Os estudos indicam que o biofertilizante atua como um bioestimulante natural, favorecendo o desenvolvimento das plantas e oferecendo uma alternativa mais sustentável aos insumos convencionais. Em experimentos realizados com alface, foi registrado aumento de 27% na produção. Já os testes com soja apontaram ganhos entre 20% e 40%, conforme as condições de cultivo.
De acordo com a pesquisadora do Instituto de Pesca, Valéria Cress Gelli, o potencial da Kappaphycus alvarezii vai muito além da agricultura. A espécie é fonte de biomoléculas que podem ser utilizadas em pesquisas farmacêuticas, inclusive em estudos relacionados ao tratamento do câncer, além de servir como matéria-prima para a produção de biocombustíveis, como bioetanol e bio-hidrogênio.
A alga também pode ser empregada na fabricação de bioplásticos, papel, materiais para construção civil e pigmentos naturais. Segundo a pesquisadora, por se tratar de uma alga vermelha, é possível extrair um pigmento utilizado, por exemplo, para intensificar a coloração de produtos como ovos caipiras.
Outro destaque é a carragenana, composto extraído da alga e amplamente utilizado pela indústria alimentícia como agente gelificante, além de aplicações em outros segmentos industriais. No Brasil, entretanto, as pesquisas têm priorizado o desenvolvimento de biofertilizantes devido ao potencial de aplicação no campo.
Após a extração do bioestimulante líquido, a biomassa remanescente ainda pode ser aproveitada para a produção de bioplásticos, couro vegetal, papel e farinha rica em nutrientes, ampliando o aproveitamento da matéria-prima e agregando valor à cadeia produtiva.
Produção nacional ainda é pequena
Embora o cultivo da Kappaphycus alvarezii esteja consolidado em diversos países, o Brasil ainda participa de forma modesta desse mercado. A produção mundial gira em torno de 1,7 milhão de toneladas por ano, movimentando aproximadamente US$ 1,7 bilhão.

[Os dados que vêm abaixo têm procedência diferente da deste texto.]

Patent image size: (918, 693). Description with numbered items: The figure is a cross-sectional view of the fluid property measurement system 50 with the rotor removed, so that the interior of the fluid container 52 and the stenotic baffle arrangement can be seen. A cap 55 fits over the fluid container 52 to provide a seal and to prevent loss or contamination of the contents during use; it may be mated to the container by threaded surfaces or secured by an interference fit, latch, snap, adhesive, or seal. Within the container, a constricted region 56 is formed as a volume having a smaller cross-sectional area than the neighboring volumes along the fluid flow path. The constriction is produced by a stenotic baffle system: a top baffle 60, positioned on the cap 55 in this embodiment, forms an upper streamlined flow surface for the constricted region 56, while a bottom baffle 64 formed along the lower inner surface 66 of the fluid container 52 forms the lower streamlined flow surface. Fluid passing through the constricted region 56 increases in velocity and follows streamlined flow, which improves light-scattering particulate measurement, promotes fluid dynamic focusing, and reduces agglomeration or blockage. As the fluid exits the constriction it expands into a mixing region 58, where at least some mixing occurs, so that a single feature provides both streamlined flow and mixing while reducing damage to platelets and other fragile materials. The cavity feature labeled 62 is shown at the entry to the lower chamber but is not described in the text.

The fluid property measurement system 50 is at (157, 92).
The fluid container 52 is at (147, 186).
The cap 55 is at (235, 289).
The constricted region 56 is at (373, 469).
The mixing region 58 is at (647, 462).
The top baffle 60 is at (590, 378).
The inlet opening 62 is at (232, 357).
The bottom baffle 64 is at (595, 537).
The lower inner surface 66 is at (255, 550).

No território brasileiro, a produção anual é de cerca de 100 toneladas, das quais aproximadamente seis toneladas são cultivadas no litoral norte de São Paulo. A expectativa dos pesquisadores é ampliar essa capacidade produtiva para reduzir a necessidade de importação da alga e estimular o surgimento de uma nova cadeia econômica voltada à bioeconomia.
Especialistas avaliam que o crescimento do setor depende da integração entre instituições de pesquisa, produtores, biorrefinarias e políticas públicas de incentivo. A ampliação da regulamentação do cultivo em estados como São Paulo, Santa Catarina e Rio de Janeiro também é considerada fundamental para atrair investimentos e consolidar a atividade no país.